Segundo ela, embora não tenha nenhum vínculo empregatício, pode recorrer
a um posto de saúde ou a um hospital quando precisa de atendimento. Nem
sempre foi assim: até há algumas décadas somente pessoas formalmente
empregadas e seus dependentes podiam utilizar a rede de saúde mantida
pelo Estado, por meio do antigo Instituto Nacional de Assistência Médica
da Previdência Social (Inamps). Os outros brasileiros, que quisessem ou
precisassem de atendimento, deveriam pagar diretamente por ele."A saúde pública, claro, poderia e deveria melhorar, mas é melhor a gente ter esse direito do que ficar sem ele. Temos que cobrar melhoria dos serviços e lutar por isso", disse Graça, que é usuária da rede pública há três anos, desde que ficou viúva e não teve mais como pagar o plano de saúde.
A Constituição Federal de 1988 instituiu o Sistema Único de Saúde (SUS), que tem sua origem no movimento conhecido como Revolução Sanitária, nascido nos meios acadêmicos na década de 1970. Seu principal pilar era a defesa da saúde como direito de todos. O movimento teve como marco a 8º Conferência Nacional de Saúde, em 1986, que, além de ajudar a propagá-lo, produziu um relatório final que serviu de base para os debates na Assembleia Constituinte.
Defensores da reforma, como o sanitarista Sérgio Arouca, que foi presidente da Fundação Oswaldo Cruz (Fiocruz), tiveram grande destaque à época e ajudaram o Brasil a implantar o modelo de atenção à saúde como conhecemos hoje.
A
lavradora Raimunda Ferreira de Oliveira, de 79 anos, que nunca
trabalhou com carteira assinada, lembra como era a saúde antes da
criação do SUS. "A gente tinha que pagar para ver o médico. Aqui, em
Rosário - município maranhense -, tinha um médico só e a gente ia na
casa dele para ser atendida quando acontecia alguma coisa", contou.Na estratégia adotada pelo SUS não há hierarquia entre os níveis de governo, mas cada uma das esferas - federal, estadual e municipal - tem competências distintas. O principal financiador da saúde pública no país é a União que, também, tem a responsabilidade de formular políticas na área. Essas políticas devem ser implementadas por estados e municípios. Cabe aos governos estaduais organizar o atendimento em seu território e aos municípios gerir as ações e os serviços ofertados à população. Eles - os municípios - são os principais responsáveis pela saúde de seus habitantes. Se um município não tem todos os serviços, deve pactuar com cidades vizinhas o encaminhamento das demandas a outras localidades onde eles são encontrados.

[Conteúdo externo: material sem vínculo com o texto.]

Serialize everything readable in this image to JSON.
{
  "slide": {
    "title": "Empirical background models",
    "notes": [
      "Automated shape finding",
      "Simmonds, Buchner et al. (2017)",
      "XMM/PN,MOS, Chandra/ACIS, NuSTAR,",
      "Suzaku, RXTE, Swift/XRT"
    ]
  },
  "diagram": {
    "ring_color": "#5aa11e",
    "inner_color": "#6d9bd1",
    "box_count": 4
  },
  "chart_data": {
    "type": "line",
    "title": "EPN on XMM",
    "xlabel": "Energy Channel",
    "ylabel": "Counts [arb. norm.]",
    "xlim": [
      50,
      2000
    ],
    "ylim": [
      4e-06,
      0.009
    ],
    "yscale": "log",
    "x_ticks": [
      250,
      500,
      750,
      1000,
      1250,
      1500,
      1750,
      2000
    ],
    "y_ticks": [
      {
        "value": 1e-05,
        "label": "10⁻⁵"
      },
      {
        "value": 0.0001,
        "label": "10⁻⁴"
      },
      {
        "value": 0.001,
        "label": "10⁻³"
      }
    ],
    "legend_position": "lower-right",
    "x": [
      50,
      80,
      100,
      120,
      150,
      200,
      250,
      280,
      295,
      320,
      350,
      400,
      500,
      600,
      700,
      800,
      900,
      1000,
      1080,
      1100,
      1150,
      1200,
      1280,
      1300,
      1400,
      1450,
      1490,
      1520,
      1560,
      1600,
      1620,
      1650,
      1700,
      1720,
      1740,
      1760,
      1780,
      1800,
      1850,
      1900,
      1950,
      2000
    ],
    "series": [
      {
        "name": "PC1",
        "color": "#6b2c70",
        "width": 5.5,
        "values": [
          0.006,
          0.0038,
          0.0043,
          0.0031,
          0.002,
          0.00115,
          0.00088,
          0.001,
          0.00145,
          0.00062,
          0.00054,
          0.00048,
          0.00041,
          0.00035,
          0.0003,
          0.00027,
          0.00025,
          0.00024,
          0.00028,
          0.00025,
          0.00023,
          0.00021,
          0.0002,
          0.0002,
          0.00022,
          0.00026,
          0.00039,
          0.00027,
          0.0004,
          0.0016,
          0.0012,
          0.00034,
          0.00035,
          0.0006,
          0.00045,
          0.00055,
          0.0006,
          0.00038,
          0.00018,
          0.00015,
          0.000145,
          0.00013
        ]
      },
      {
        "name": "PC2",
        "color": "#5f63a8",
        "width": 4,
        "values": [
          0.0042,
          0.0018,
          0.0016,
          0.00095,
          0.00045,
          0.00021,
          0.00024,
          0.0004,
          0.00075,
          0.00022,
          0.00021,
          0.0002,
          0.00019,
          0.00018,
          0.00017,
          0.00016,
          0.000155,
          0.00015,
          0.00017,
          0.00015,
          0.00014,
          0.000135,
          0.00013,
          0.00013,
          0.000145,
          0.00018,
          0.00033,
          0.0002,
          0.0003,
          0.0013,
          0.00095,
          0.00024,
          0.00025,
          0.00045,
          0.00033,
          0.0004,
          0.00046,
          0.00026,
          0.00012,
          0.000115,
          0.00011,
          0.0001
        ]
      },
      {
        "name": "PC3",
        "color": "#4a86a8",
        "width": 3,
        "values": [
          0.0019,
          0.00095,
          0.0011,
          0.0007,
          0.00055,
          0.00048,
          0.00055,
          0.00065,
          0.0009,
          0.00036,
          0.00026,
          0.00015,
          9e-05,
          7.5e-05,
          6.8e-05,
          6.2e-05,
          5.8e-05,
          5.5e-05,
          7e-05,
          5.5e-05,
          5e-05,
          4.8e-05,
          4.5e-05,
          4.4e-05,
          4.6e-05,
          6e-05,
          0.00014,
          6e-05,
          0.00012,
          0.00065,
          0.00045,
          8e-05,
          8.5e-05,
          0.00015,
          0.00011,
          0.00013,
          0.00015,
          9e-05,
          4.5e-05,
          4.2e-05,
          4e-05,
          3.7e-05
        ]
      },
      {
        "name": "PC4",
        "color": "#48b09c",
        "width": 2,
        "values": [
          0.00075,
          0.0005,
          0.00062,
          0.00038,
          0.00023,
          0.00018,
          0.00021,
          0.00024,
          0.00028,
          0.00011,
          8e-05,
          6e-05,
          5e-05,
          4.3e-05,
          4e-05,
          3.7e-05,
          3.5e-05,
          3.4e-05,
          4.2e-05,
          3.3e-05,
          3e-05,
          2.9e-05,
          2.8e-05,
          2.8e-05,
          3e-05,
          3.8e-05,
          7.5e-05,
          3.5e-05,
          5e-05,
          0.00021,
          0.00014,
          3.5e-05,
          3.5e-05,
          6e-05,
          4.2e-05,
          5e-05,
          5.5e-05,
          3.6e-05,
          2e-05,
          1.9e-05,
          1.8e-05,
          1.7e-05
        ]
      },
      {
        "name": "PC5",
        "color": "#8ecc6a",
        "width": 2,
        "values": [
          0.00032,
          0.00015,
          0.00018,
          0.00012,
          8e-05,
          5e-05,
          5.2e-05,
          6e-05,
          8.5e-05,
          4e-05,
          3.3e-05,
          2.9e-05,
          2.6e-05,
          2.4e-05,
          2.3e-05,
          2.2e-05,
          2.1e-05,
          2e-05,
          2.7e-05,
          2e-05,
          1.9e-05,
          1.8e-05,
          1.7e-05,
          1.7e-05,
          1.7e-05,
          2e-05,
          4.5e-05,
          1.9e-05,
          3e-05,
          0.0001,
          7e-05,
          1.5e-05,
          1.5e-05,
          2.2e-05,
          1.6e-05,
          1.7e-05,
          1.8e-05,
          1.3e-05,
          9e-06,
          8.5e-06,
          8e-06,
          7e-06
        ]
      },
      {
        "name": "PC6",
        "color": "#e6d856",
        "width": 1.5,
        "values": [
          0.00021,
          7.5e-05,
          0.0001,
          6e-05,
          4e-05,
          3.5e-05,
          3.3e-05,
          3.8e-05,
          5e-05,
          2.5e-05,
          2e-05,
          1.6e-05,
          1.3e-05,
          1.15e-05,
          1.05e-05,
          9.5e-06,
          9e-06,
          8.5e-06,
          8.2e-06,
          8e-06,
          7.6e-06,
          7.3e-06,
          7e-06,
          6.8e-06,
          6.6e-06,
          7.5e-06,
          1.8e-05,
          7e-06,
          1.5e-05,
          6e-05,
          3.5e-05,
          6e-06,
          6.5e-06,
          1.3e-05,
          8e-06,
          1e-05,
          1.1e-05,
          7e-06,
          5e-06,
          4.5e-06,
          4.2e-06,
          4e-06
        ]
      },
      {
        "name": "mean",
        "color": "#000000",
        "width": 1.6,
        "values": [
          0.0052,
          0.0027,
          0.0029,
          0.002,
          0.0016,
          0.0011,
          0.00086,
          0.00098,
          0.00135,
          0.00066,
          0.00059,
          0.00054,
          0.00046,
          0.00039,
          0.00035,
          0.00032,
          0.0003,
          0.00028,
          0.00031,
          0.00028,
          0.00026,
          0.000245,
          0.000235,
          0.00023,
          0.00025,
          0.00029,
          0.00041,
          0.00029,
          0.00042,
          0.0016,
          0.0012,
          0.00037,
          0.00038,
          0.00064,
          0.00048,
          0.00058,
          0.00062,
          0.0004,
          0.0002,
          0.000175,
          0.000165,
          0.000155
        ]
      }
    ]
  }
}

Atualmente, segundo dados do Ministério da Saúde, são feitos, a cada ano, na rede do SUS, 3,7 bilhões de procedimentos ambulatoriais, 531 milhões de consultas médicas e 11 milhões de internações. O Sistema Único de Saúde também é considerado o maior sistema público de transplantes de órgão do mundo, além de responder por 98% do mercado de vacinas e por 97% dos procedimentos de quimioterapia. Entre os anos de 2010 e 2012, foram feitos 32,8 milhões de procedimentos oncológicos por meio do SUS.
Diante
da dimensão do SUS, para que a rede funcione em harmonia, a porta de
entrada deve ser a atenção básica, formada pelos postos e centros de
saúde, além das unidades do Programa Saúde da Família. Estudos
demonstram que esse estágio de atendimento é capaz de resolver
aproximadamente 80% dos problemas de saúde. Somente após passar pela
atenção básica, o paciente deve ser encaminhado, se necessário, a outros
serviços de maior complexidade, como hospitais e clínicas
especializadas, onde são feitos exames, consultas e algumas cirurgias
(média complexidade) e procedimentos que envolvem tecnologia mais
avançada, como os de traumato-ortopedia, cardiologia, terapia renal
substitutiva e oncologia (alta complexidade).Um dos principais problemas na implantação do SUS, segundo especialistas, autoridades e profissionais, é que a atenção básica não dá conta desse papel inicial, de funcionar como porta de entrada do sistema, e as unidades de média e alta complexidade acabam sobrecarregadas. Muitas vezes, as doenças dos pacientes encaminhados aos hospitais poderiam ser evitadas, com ações mais efetivas na área da prevenção ou tratadas em estágio inicial. Nesse primeiro nível de atenção à saúde, segundo o modelo brasileiro, a população tem acesso a especialidades básicas: clínica geral, pediatria, obstetrícia e ginecologia.